Graduation: the project moves to a neutral GitHub org with multi-maintainer governance the moment any external tool maintainer asks for a seat — gitleaks, trufflehog, semgrep, snyk, CodeQL, or any AI-security tool team. Acceptance is the default; refusal requires a public explanation. Methodology changes that shift any scanner's score require sign-off from that tool's team.
Want a maintainer seat? Open an issue. Full governance doc: bench/GOVERNANCE.md.
honest caveats
What this benchmark doesn't do (yet).
- · v0.1 covers secrets scanning. The AI-app-specific categories (prompt injection, unsafe tool output, client-side LLM key, hard-coded model keys) land in v0.2 with their own fixture repos.

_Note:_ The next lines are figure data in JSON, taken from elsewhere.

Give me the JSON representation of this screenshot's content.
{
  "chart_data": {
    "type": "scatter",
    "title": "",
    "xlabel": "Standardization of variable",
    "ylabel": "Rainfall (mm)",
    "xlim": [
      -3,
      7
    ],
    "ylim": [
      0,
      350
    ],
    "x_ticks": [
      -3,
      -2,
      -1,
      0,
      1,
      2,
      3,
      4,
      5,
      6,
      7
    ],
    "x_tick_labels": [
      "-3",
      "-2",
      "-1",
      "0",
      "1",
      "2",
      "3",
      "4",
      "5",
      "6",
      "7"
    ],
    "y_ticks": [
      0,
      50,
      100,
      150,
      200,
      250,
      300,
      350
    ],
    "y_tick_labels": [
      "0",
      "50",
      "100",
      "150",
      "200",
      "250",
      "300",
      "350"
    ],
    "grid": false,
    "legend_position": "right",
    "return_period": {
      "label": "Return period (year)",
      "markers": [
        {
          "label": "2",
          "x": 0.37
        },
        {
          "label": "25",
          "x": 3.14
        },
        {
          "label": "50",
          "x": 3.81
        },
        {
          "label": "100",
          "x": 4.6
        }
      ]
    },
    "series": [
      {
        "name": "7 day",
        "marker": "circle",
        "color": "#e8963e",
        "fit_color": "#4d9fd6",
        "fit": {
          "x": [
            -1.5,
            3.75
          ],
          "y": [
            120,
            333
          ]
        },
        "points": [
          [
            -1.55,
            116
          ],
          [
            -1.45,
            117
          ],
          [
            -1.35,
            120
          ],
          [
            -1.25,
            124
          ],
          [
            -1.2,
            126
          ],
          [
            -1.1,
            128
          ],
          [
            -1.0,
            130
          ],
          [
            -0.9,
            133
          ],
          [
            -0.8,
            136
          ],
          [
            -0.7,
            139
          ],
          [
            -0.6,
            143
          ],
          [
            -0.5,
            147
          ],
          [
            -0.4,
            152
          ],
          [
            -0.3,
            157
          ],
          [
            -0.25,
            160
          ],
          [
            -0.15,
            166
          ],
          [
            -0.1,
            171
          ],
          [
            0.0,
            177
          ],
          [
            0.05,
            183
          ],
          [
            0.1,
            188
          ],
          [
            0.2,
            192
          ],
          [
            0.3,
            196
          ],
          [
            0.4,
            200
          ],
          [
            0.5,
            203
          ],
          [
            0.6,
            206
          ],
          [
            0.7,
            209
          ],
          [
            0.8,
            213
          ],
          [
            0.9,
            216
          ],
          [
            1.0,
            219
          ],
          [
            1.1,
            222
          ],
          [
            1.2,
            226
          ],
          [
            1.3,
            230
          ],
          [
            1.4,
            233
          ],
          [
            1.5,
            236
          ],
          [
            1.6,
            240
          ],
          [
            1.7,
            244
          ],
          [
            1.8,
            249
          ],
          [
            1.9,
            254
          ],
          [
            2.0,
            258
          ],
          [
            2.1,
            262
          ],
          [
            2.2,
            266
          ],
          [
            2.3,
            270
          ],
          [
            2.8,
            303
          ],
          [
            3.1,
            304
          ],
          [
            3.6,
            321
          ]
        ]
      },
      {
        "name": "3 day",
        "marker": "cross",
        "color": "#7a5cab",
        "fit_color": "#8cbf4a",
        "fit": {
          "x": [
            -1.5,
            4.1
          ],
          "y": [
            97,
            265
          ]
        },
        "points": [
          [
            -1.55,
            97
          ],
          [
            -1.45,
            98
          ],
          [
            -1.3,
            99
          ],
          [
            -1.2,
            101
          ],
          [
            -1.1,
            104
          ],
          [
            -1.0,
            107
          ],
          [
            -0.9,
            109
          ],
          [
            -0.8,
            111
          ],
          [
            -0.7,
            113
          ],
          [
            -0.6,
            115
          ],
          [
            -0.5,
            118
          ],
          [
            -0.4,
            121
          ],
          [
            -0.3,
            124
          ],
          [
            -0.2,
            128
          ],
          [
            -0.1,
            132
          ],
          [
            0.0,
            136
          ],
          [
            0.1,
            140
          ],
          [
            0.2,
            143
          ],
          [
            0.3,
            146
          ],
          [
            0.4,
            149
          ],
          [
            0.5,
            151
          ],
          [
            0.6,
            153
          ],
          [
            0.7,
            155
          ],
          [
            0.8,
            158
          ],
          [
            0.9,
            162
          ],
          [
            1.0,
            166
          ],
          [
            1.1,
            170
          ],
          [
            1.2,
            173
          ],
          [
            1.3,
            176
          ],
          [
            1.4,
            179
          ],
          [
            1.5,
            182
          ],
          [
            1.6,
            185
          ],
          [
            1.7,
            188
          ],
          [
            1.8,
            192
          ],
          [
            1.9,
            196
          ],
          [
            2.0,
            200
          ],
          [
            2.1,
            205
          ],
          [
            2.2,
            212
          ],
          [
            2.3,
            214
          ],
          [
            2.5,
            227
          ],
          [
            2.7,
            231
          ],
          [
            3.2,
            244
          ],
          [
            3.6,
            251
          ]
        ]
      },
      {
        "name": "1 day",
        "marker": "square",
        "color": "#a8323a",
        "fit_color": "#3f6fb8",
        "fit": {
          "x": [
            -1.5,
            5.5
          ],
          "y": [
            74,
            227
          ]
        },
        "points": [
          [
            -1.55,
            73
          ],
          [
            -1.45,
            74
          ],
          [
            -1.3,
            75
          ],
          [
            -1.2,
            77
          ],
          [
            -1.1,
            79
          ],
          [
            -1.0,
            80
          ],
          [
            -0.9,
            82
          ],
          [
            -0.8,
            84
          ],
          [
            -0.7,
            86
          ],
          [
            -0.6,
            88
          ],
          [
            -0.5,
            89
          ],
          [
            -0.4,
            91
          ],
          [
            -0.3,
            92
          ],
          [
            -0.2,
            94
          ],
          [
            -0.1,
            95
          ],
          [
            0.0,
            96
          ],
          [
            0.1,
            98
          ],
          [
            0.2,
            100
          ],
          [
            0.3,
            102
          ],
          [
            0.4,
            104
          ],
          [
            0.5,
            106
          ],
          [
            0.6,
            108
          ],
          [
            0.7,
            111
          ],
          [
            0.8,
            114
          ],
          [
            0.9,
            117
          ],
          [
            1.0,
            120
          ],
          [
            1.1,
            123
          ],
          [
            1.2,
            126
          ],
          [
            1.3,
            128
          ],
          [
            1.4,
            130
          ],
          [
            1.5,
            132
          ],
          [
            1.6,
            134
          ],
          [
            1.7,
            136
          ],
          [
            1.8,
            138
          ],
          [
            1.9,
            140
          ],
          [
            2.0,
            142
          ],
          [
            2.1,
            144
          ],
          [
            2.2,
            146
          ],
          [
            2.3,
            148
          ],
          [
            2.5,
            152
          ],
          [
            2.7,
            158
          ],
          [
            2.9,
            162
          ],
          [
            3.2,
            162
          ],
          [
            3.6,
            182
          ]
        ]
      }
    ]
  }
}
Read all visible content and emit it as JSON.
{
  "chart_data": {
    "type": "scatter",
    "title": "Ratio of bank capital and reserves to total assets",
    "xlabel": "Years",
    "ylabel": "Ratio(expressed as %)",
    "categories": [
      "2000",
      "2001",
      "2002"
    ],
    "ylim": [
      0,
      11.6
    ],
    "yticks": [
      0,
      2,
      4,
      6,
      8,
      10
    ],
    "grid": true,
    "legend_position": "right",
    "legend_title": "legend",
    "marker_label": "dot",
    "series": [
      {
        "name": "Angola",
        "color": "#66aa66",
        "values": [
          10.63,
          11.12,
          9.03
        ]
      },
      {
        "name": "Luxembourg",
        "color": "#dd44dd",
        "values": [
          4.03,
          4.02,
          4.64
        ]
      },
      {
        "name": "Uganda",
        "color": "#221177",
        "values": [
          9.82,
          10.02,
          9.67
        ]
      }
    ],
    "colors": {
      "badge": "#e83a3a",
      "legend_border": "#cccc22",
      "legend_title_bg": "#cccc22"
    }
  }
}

- · Same-finding overlap uses a
<file>:<line>:<snippet>heuristic. Different tools redact differently — known imperfect. - · We're a competitor in our own benchmark. The harness + methodology + corpus are all open so you can verify. The numbers should hold under your own re-run.
- · Ground-truth labels (TP/FP/FN) aren't in the published data yet. Today the report shows raw counts + cross-tool overlap; precision/recall lands when the labeled corpus does.